Jack L. Holocaust testimony (HVT-1604) interviewed by Rochelle Karp and Marsha Grossman
- Ventnor, N.J. : Federation of Jewish Agencies of Atlantic County/Stockton State College, Holocaust Oral History Project, 1991
- Interview Date
- May 9, 1991.
- 2 copies: 3/4 in. dub; and 1/2 in. VHS with time coding.
- Cite As
- Jack L. Holocaust Testimony (HVT-1604). Fortunoff Video Archive for Holocaust Testimonies, Yale University Library.
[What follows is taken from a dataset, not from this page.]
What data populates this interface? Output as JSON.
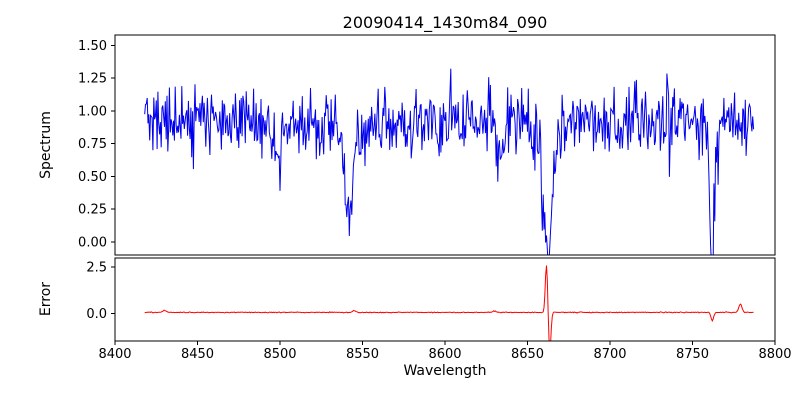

Videotape testimony of Jack L., who was born in Berlin, Germany in 1910. In an unusually detailed testimony, he recounts his musical education; emigration to Amersfoort, Holland; his musical career; activities in the Dutch underground; deportation to Westerbork, then Auschwitz; and witnessing atrocities. Mr. L. recalls transfer to Monowitz; work for I.G. Farben; teaching accordion to a German officer resulting in extra food and privileges; giving food to a boy whom he took home with him after the war; the influx of Hungarian Jews and acceleration of killing; work in the musicians unit; and the hanging of prisoners who attempted to escape, and others randomly chosen for retribution, including a Polish priest who volunteered in place of another. He describes leaving Auschwitz January 18, 1945; transport to Nordhausen; prisoners sabotaging V2 rockets by urinating on parts; public hanging of saboteurs who were caught; transfer to Bergen-Belsen; and liberation by American forces. Mr. L. tells of prisoners killing German guards; returning to Amersfoort; enlisting in the Canadian army in which he played in the band; and emigration to the United States. He discusses confronting Wernher Von Braun about Nordhausen and his complicity in events there and he shows a book which was a gift from the Dutch underground.